Un outil clé, les actions préférentielles STRC, offre jusqu’à 11,5 % de rendement annuel, bien au-dessus du marché. Bien qu’attractifs, ces rendements élevés reflètent un risque perçu en hausse. L’entreprise a levé 8,5 milliards de dollars via cet instrument, détenu par des millions d’investisseurs particuliers.

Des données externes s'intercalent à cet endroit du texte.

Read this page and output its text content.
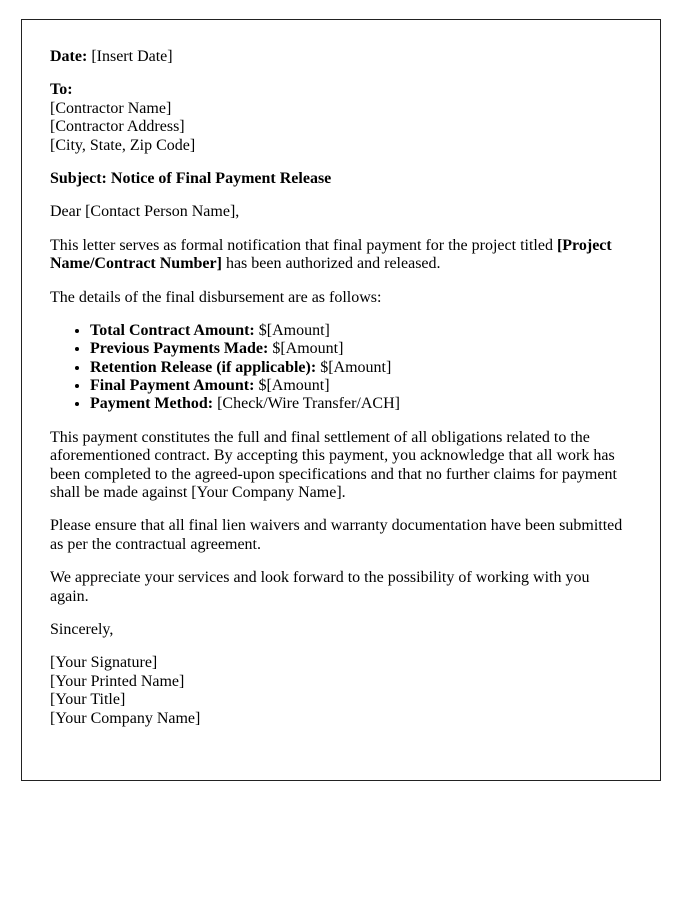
Date: [Insert Date]

To:
[Contractor Name]
[Contractor Address]
[City, State, Zip Code]

Subject: Notice of Final Payment Release

Dear [Contact Person Name],

This letter serves as formal notification that final payment for the project titled [Project Name/Contract Number] has been authorized and released.

The details of the final disbursement are as follows:

• Total Contract Amount: $[Amount]
• Previous Payments Made: $[Amount]
• Retention Release (if applicable): $[Amount]
• Final Payment Amount: $[Amount]
• Payment Method: [Check/Wire Transfer/ACH]

This payment constitutes the full and final settlement of all obligations related to the aforementioned contract. By accepting this payment, you acknowledge that all work has been completed to the agreed-upon specifications and that no further claims for payment shall be made against [Your Company Name].

Please ensure that all final lien waivers and warranty documentation have been submitted as per the contractual agreement.

We appreciate your services and look forward to the possibility of working with you again.

Sincerely,

[Your Signature]
[Your Printed Name]
[Your Title]
[Your Company Name]
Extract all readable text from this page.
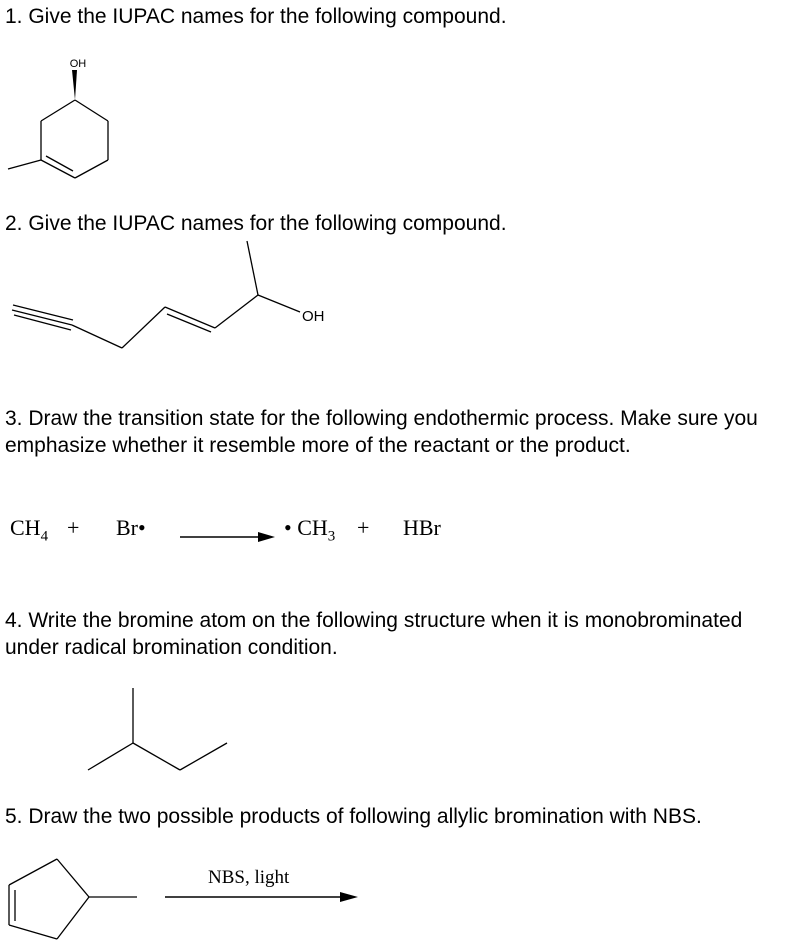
1. Give the IUPAC names for the following compound.

OH

2. Give the IUPAC names for the following compound.

OH

3. Draw the transition state for the following endothermic process. Make sure you emphasize whether it resemble more of the reactant or the product.

$CH_4$ + Br•	• $CH_3$ + HBr

4. Write the bromine atom on the following structure when it is monobrominated under radical bromination condition.

5. Draw the two possible products of following allylic bromination with NBS.

NBS, light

Certains critiques estiment que le modèle ressemble à une boucle de refinancement où les nouveaux fonds servent à honorer les obligations passées. Viable en marché haussier, cette structure devient fragile si le Bitcoin stagne ou baisse, nécessitant de nouveaux capitaux ou des ventes d’actifs.
La direction présente ces ventes potentielles comme une expérience contrôlée pour neutraliser les paris baissiers. Avec environ 40 % du flottant vendu à découvert, prouver que vendre du Bitcoin ne fait pas chuter le marché pourrait fragiliser la thèse des vendeurs et provoquer des rachats forcés.
L’entreprise prévoit de vendre ses Bitcoins les plus chers — par exemple achetés autour de 120 000 $ — afin d’enregistrer des pertes. Cela réduit le coût moyen d’acquisition et permet une optimisation fiscale estimée jusqu’à 2,5 milliards de dollars. L’opération est présentée comme de l’ingénierie financière.
Les décisions reposent sur un ratio interne comparant la valorisation de l’entreprise à ses avoirs en Bitcoin. Lorsque ce ratio est élevé, Strategy lève des fonds pour acheter; lorsqu’il se rapproche de l’équilibre, vendre devient pertinent. Un seuil d’environ 1,22 sert de repère.
Certains investisseurs y voient un signe de maturité, avec des firmes comme BTIG relevant leur objectif à 350 $. D’autres y voient un affaiblissement de la conviction et une fragilité structurelle. L’industrie crypto observe de près, plus de 220 entreprises ayant adopté des stratégies similaires.
Les ventes potentielles de Bitcoin par Strategy traduisent un virage calculé pour équilibrer levier, perception du marché et optimisation financière, testant la résilience de son modèle au-delà de l’accumulation pure.